I bit my lip and hung my head. “So many ways to say ‘I love you’, never enough to say how much,” I murmured, holding her slender hand with both of mine.

Maddie frowned at our hands now. “Love is so much more than holding hands, Alex.”

“What is love, then, Maddie?”

Maddie rolled her eyes and slipped her hand out of mine to tap the tip of my nose with her finger. “That’s something you have to figure out for yourself,” she said firmly. “But for me, right now…I think love is about two different personalities trying to confront life, trying to make sense of their responsibilities, to themselves, to each other, and to the world. And we got pretty fucking close before shit went down, Alex,” Maddie laughed bitterly.

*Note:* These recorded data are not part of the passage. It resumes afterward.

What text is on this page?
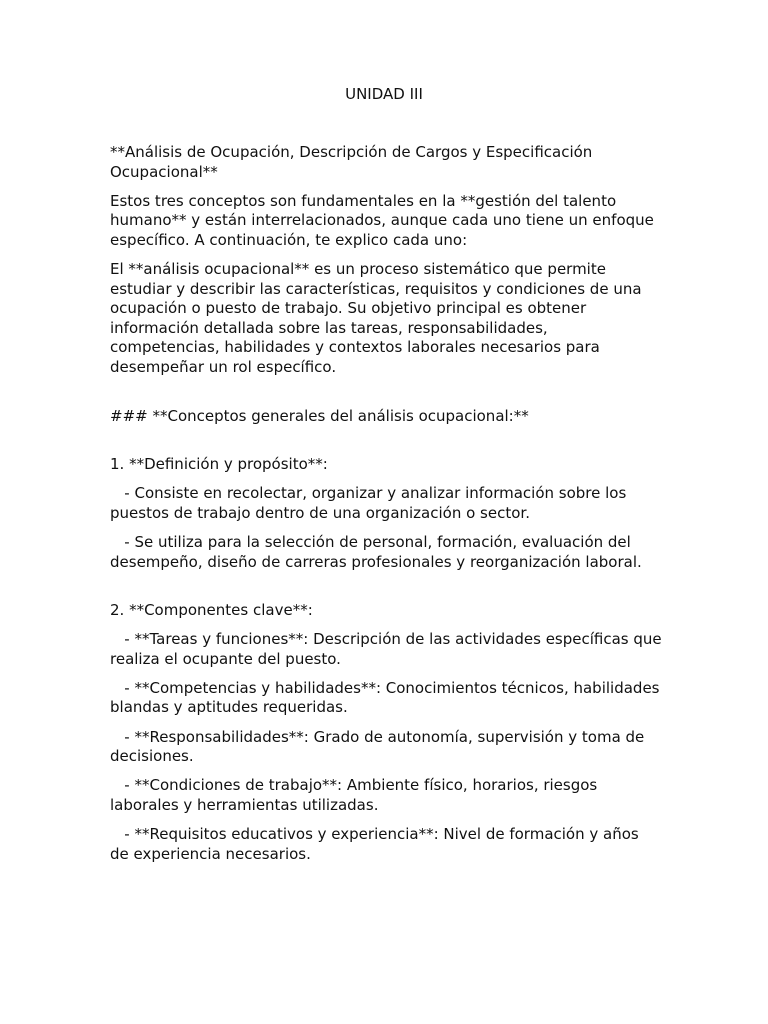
UNIDAD III

**Análisis de Ocupación, Descripción de Cargos y Especificación Ocupacional**

Estos tres conceptos son fundamentales en la **gestión del talento humano** y están interrelacionados, aunque cada uno tiene un enfoque específico. A continuación, te explico cada uno:

El **análisis ocupacional** es un proceso sistemático que permite estudiar y describir las características, requisitos y condiciones de una ocupación o puesto de trabajo. Su objetivo principal es obtener información detallada sobre las tareas, responsabilidades, competencias, habilidades y contextos laborales necesarios para desempeñar un rol específico.

### **Conceptos generales del análisis ocupacional:**

1. **Definición y propósito**:

- Consiste en recolectar, organizar y analizar información sobre los puestos de trabajo dentro de una organización o sector.

- Se utiliza para la selección de personal, formación, evaluación del desempeño, diseño de carreras profesionales y reorganización laboral.

2. **Componentes clave**:

- **Tareas y funciones**: Descripción de las actividades específicas que realiza el ocupante del puesto.

- **Competencias y habilidades**: Conocimientos técnicos, habilidades blandas y aptitudes requeridas.

- **Responsabilidades**: Grado de autonomía, supervisión y toma de decisiones.

- **Condiciones de trabajo**: Ambiente físico, horarios, riesgos laborales y herramientas utilizadas.

- **Requisitos educativos y experiencia**: Nivel de formación y años de experiencia necesarios.
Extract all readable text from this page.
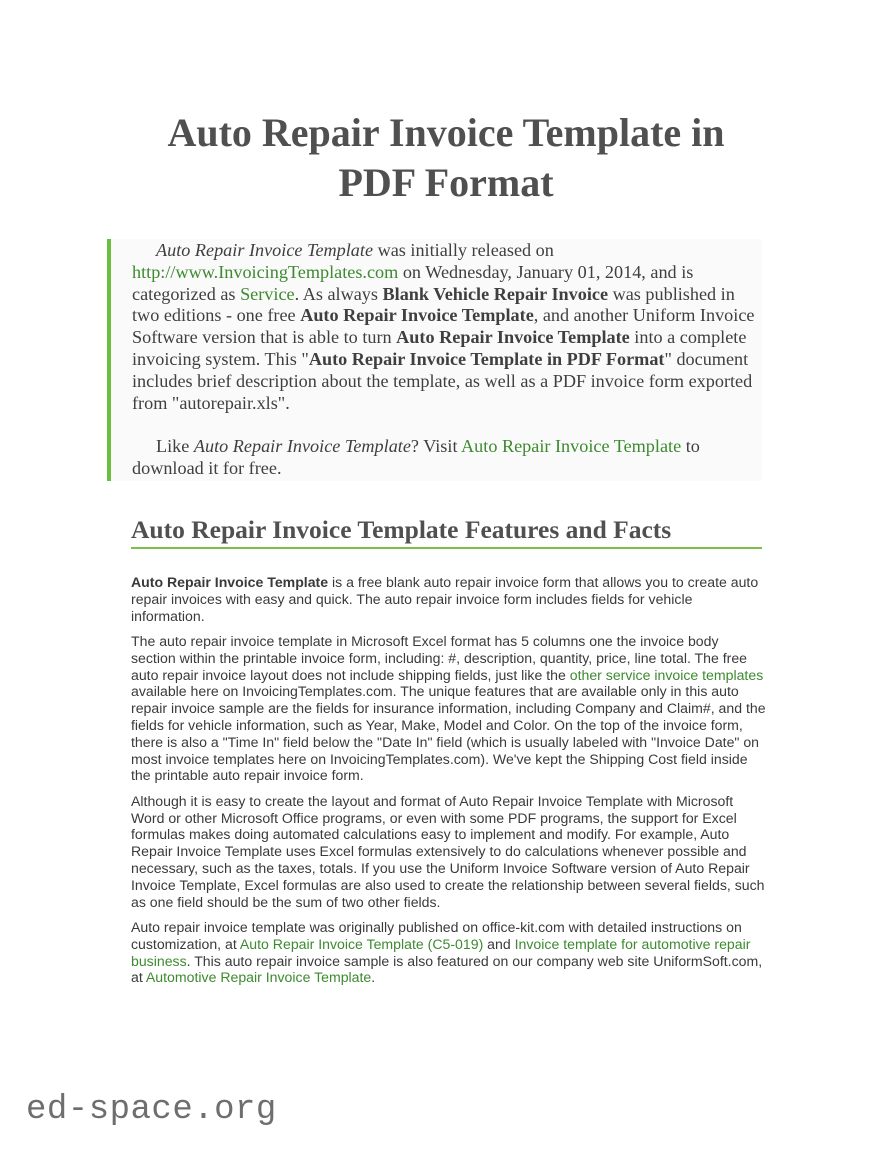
Auto Repair Invoice Template in
PDF Format

Auto Repair Invoice Template was initially released on http://www.InvoicingTemplates.com on Wednesday, January 01, 2014, and is categorized as Service. As always Blank Vehicle Repair Invoice was published in two editions - one free Auto Repair Invoice Template, and another Uniform Invoice Software version that is able to turn Auto Repair Invoice Template into a complete invoicing system. This "Auto Repair Invoice Template in PDF Format" document includes brief description about the template, as well as a PDF invoice form exported from "autorepair.xls".

Like Auto Repair Invoice Template? Visit Auto Repair Invoice Template to download it for free.

Auto Repair Invoice Template Features and Facts

Auto Repair Invoice Template is a free blank auto repair invoice form that allows you to create auto repair invoices with easy and quick. The auto repair invoice form includes fields for vehicle information.

The auto repair invoice template in Microsoft Excel format has 5 columns one the invoice body section within the printable invoice form, including: #, description, quantity, price, line total. The free auto repair invoice layout does not include shipping fields, just like the other service invoice templates available here on InvoicingTemplates.com. The unique features that are available only in this auto repair invoice sample are the fields for insurance information, including Company and Claim#, and the fields for vehicle information, such as Year, Make, Model and Color. On the top of the invoice form, there is also a "Time In" field below the "Date In" field (which is usually labeled with "Invoice Date" on most invoice templates here on InvoicingTemplates.com). We've kept the Shipping Cost field inside the printable auto repair invoice form.

Although it is easy to create the layout and format of Auto Repair Invoice Template with Microsoft Word or other Microsoft Office programs, or even with some PDF programs, the support for Excel formulas makes doing automated calculations easy to implement and modify. For example, Auto Repair Invoice Template uses Excel formulas extensively to do calculations whenever possible and necessary, such as the taxes, totals. If you use the Uniform Invoice Software version of Auto Repair Invoice Template, Excel formulas are also used to create the relationship between several fields, such as one field should be the sum of two other fields.

Auto repair invoice template was originally published on office-kit.com with detailed instructions on customization, at Auto Repair Invoice Template (C5-019) and Invoice template for automotive repair business. This auto repair invoice sample is also featured on our company web site UniformSoft.com, at Automotive Repair Invoice Template.

ed-space.org
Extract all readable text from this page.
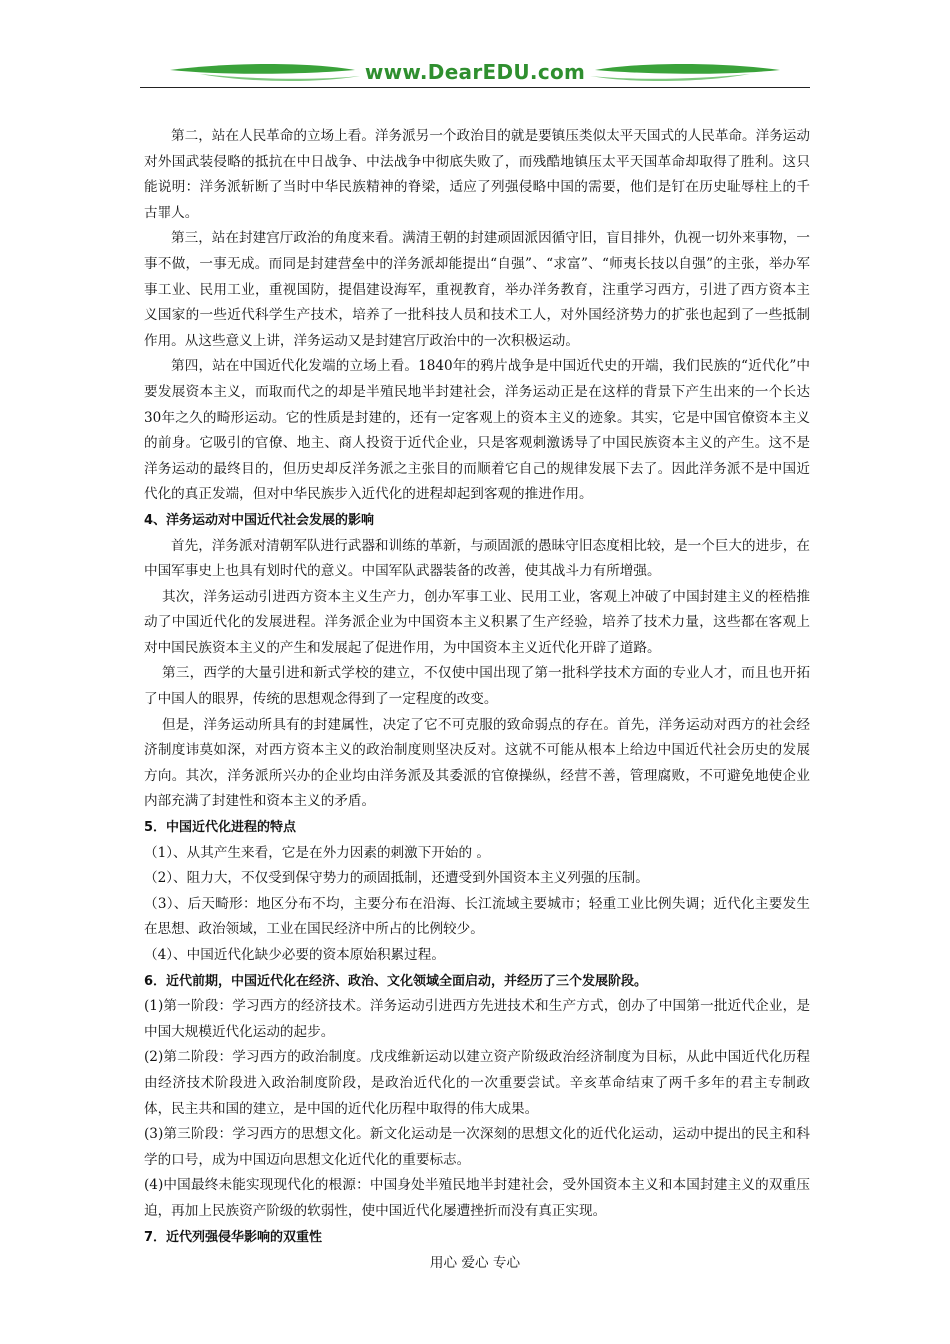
www.DearEDU.com

第二，站在人民革命的立场上看。洋务派另一个政治目的就是要镇压类似太平天国式的人民革命。洋务运动对外国武装侵略的抵抗在中日战争、中法战争中彻底失败了，而残酷地镇压太平天国革命却取得了胜利。这只能说明：洋务派斩断了当时中华民族精神的脊梁，适应了列强侵略中国的需要，他们是钉在历史耻辱柱上的千古罪人。

第三，站在封建宫厅政治的角度来看。满清王朝的封建顽固派因循守旧，盲目排外，仇视一切外来事物，一事不做，一事无成。而同是封建营垒中的洋务派却能提出“自强”、“求富”、“师夷长技以自强”的主张，举办军事工业、民用工业，重视国防，提倡建设海军，重视教育，举办洋务教育，注重学习西方，引进了西方资本主义国家的一些近代科学生产技术，培养了一批科技人员和技术工人，对外国经济势力的扩张也起到了一些抵制作用。从这些意义上讲，洋务运动又是封建宫厅政治中的一次积极运动。

第四，站在中国近代化发端的立场上看。1840年的鸦片战争是中国近代史的开端，我们民族的“近代化”中要发展资本主义，而取而代之的却是半殖民地半封建社会，洋务运动正是在这样的背景下产生出来的一个长达30年之久的畸形运动。它的性质是封建的，还有一定客观上的资本主义的迹象。其实，它是中国官僚资本主义的前身。它吸引的官僚、地主、商人投资于近代企业，只是客观刺激诱导了中国民族资本主义的产生。这不是洋务运动的最终目的，但历史却反洋务派之主张目的而顺着它自己的规律发展下去了。因此洋务派不是中国近代化的真正发端，但对中华民族步入近代化的进程却起到客观的推进作用。

4、洋务运动对中国近代社会发展的影响

首先，洋务派对清朝军队进行武器和训练的革新，与顽固派的愚昧守旧态度相比较，是一个巨大的进步，在中国军事史上也具有划时代的意义。中国军队武器装备的改善，使其战斗力有所增强。

其次，洋务运动引进西方资本主义生产力，创办军事工业、民用工业，客观上冲破了中国封建主义的桎梏推动了中国近代化的发展进程。洋务派企业为中国资本主义积累了生产经验，培养了技术力量，这些都在客观上对中国民族资本主义的产生和发展起了促进作用，为中国资本主义近代化开辟了道路。

第三，西学的大量引进和新式学校的建立，不仅使中国出现了第一批科学技术方面的专业人才，而且也开拓了中国人的眼界，传统的思想观念得到了一定程度的改变。

但是，洋务运动所具有的封建属性，决定了它不可克服的致命弱点的存在。首先，洋务运动对西方的社会经济制度讳莫如深，对西方资本主义的政治制度则坚决反对。这就不可能从根本上给边中国近代社会历史的发展方向。其次，洋务派所兴办的企业均由洋务派及其委派的官僚操纵，经营不善，管理腐败，不可避免地使企业内部充满了封建性和资本主义的矛盾。

5．中国近代化进程的特点

（1）、从其产生来看，它是在外力因素的刺激下开始的 。

（2）、阻力大，不仅受到保守势力的顽固抵制，还遭受到外国资本主义列强的压制。

（3）、后天畸形：地区分布不均，主要分布在沿海、长江流域主要城市；轻重工业比例失调；近代化主要发生在思想、政治领域，工业在国民经济中所占的比例较少。

（4）、中国近代化缺少必要的资本原始积累过程。

6．近代前期，中国近代化在经济、政治、文化领域全面启动，并经历了三个发展阶段。

(1)第一阶段：学习西方的经济技术。洋务运动引进西方先进技术和生产方式，创办了中国第一批近代企业，是中国大规模近代化运动的起步。

(2)第二阶段：学习西方的政治制度。戊戌维新运动以建立资产阶级政治经济制度为目标，从此中国近代化历程由经济技术阶段进入政治制度阶段，是政治近代化的一次重要尝试。辛亥革命结束了两千多年的君主专制政体，民主共和国的建立，是中国的近代化历程中取得的伟大成果。

(3)第三阶段：学习西方的思想文化。新文化运动是一次深刻的思想文化的近代化运动，运动中提出的民主和科学的口号，成为中国迈向思想文化近代化的重要标志。

(4)中国最终未能实现现代化的根源：中国身处半殖民地半封建社会，受外国资本主义和本国封建主义的双重压迫，再加上民族资产阶级的软弱性，使中国近代化屡遭挫折而没有真正实现。

7．近代列强侵华影响的双重性

用心 爱心 专心
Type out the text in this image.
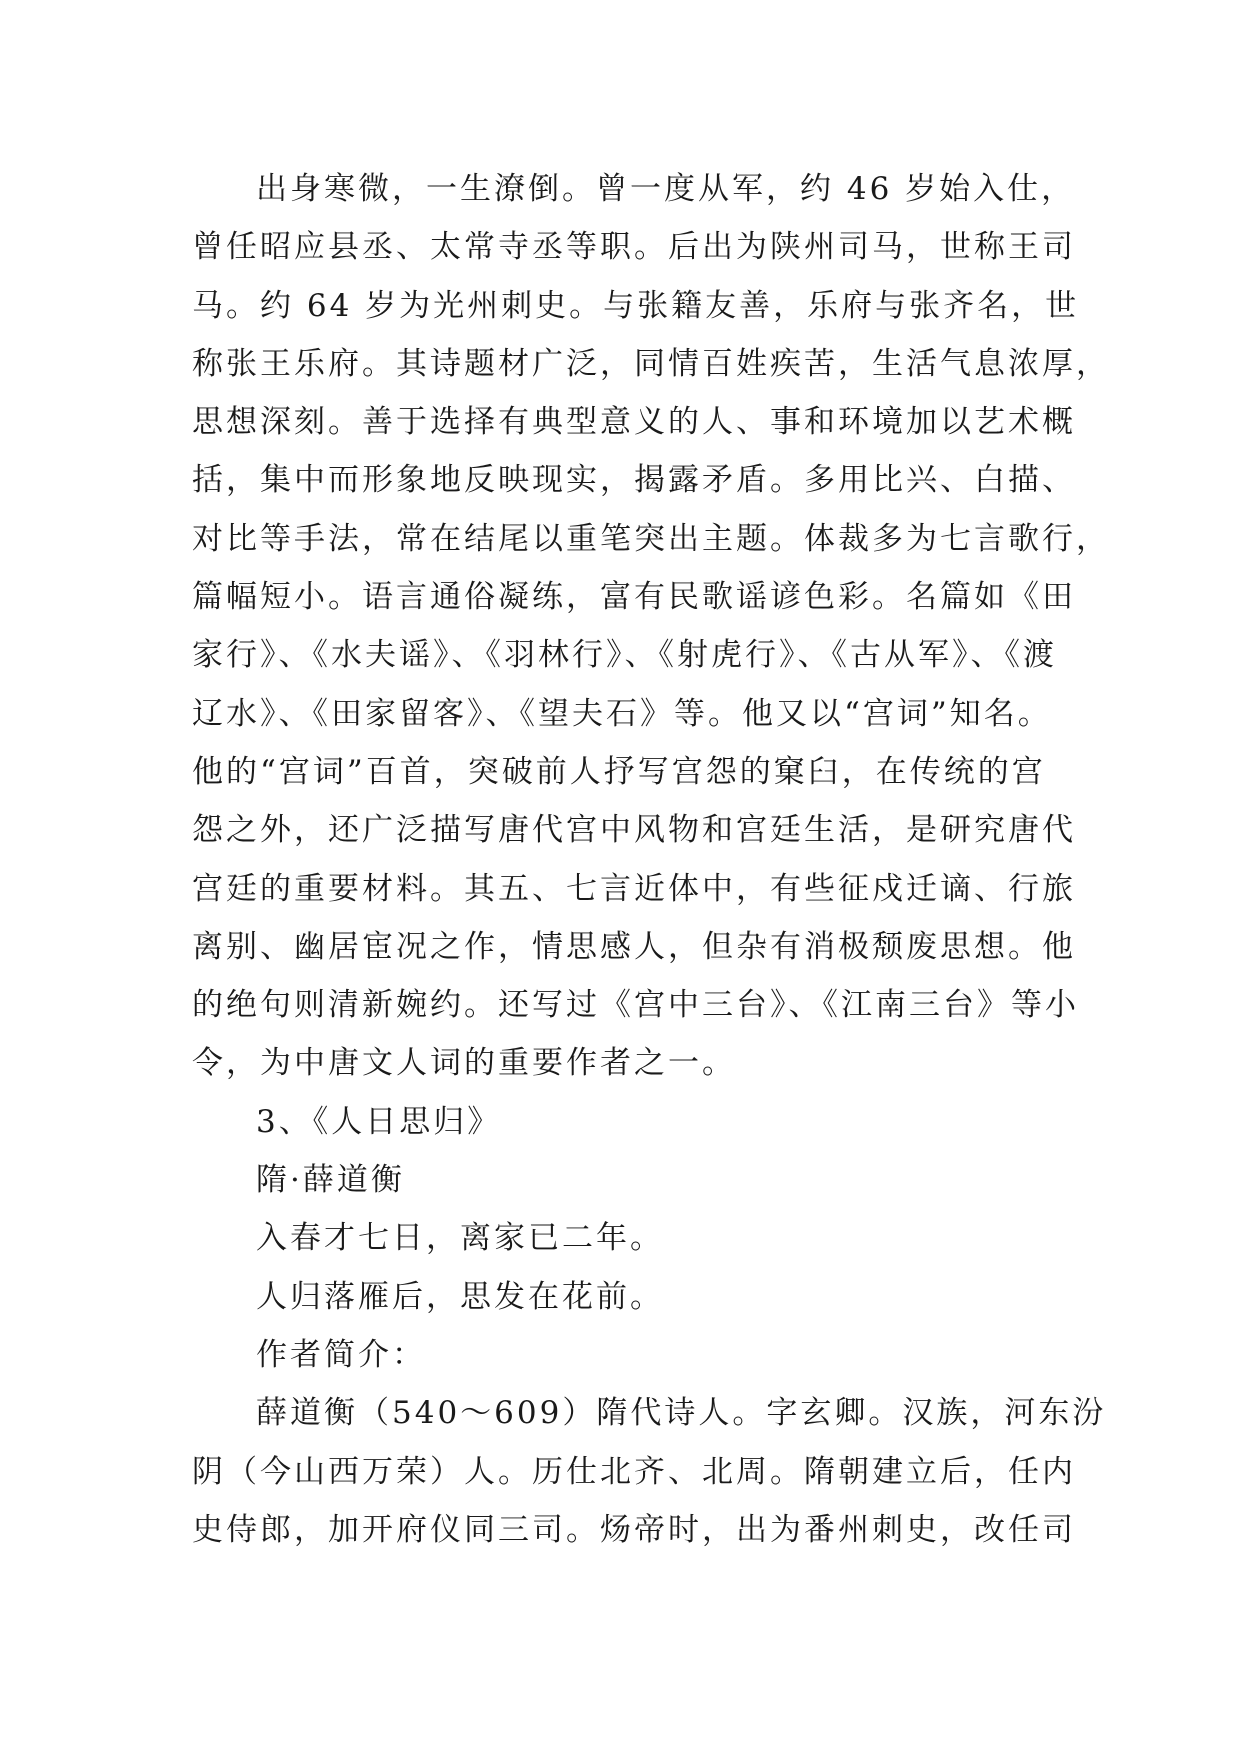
出身寒微，一生潦倒。曾一度从军，约 46 岁始入仕，
曾任昭应县丞、太常寺丞等职。后出为陕州司马，世称王司
马。约 64 岁为光州刺史。与张籍友善，乐府与张齐名，世
称张王乐府。其诗题材广泛，同情百姓疾苦，生活气息浓厚，
思想深刻。善于选择有典型意义的人、事和环境加以艺术概
括，集中而形象地反映现实，揭露矛盾。多用比兴、白描、
对比等手法，常在结尾以重笔突出主题。体裁多为七言歌行，
篇幅短小。语言通俗凝练，富有民歌谣谚色彩。名篇如《田
家行》、《水夫谣》、《羽林行》、《射虎行》、《古从军》、《渡
辽水》、《田家留客》、《望夫石》等。他又以“宫词”知名。
他的“宫词”百首，突破前人抒写宫怨的窠臼，在传统的宫
怨之外，还广泛描写唐代宫中风物和宫廷生活，是研究唐代
宫廷的重要材料。其五、七言近体中，有些征戍迁谪、行旅
离别、幽居宦况之作，情思感人，但杂有消极颓废思想。他
的绝句则清新婉约。还写过《宫中三台》、《江南三台》等小
令，为中唐文人词的重要作者之一。
3、《人日思归》
隋·薛道衡
入春才七日，离家已二年。
人归落雁后，思发在花前。
作者简介：
薛道衡（540～609）隋代诗人。字玄卿。汉族，河东汾
阴（今山西万荣）人。历仕北齐、北周。隋朝建立后，任内
史侍郎，加开府仪同三司。炀帝时，出为番州刺史，改任司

She was done crying now, but her voice was still thick with unshed tears. “You know, I was seriously considering therapy, or rehab... Not because I think it would work or anything. Nothing can fix me at this point. But because I knew it would at least put your mind at ease. Now? Fuck no!”

“You need time, Maddie? Give me some time, too…Give me time to fix you, to change your mind.”

Maddie got to her feet, dusting off her jeans before pocketing her phone. “Good night, Alex.”

I was pretty desperate at this point. I got up and hugged her from behind so she couldn’t leave me just yet. “Maddie…”

Alex!” Maddie yelled now, pushing me away. She’d never done that before. I just stood there, frozen in shock. “Just…Just stop it, alright? I’m done.”

I struggled for composure as I felt whatever was left of that little box that beats in my chest die a little more. First Daniel, now Maddie? Well, Maddie wasn’t dying, but she was still walking out of my life. I never had to gift of holding onto people, but losing Maddie? I can’t handle this.“So…y-you’re breaking up with me?”

Maddie brushed her hair behind her ear. She was wearing a gray Glamour Kills cardigan I got for her, a purple v-neck underneath, her usual skinny jeans, flip flops, and the gray beanie she stole from me but never gave back because I told her to keep it since it looked so good on her. I wanted to hold her. I wanted to kiss her. I selfishly still wanted her to still be mine. “Alex…”

I wanted her to say anything but what I heard her say next.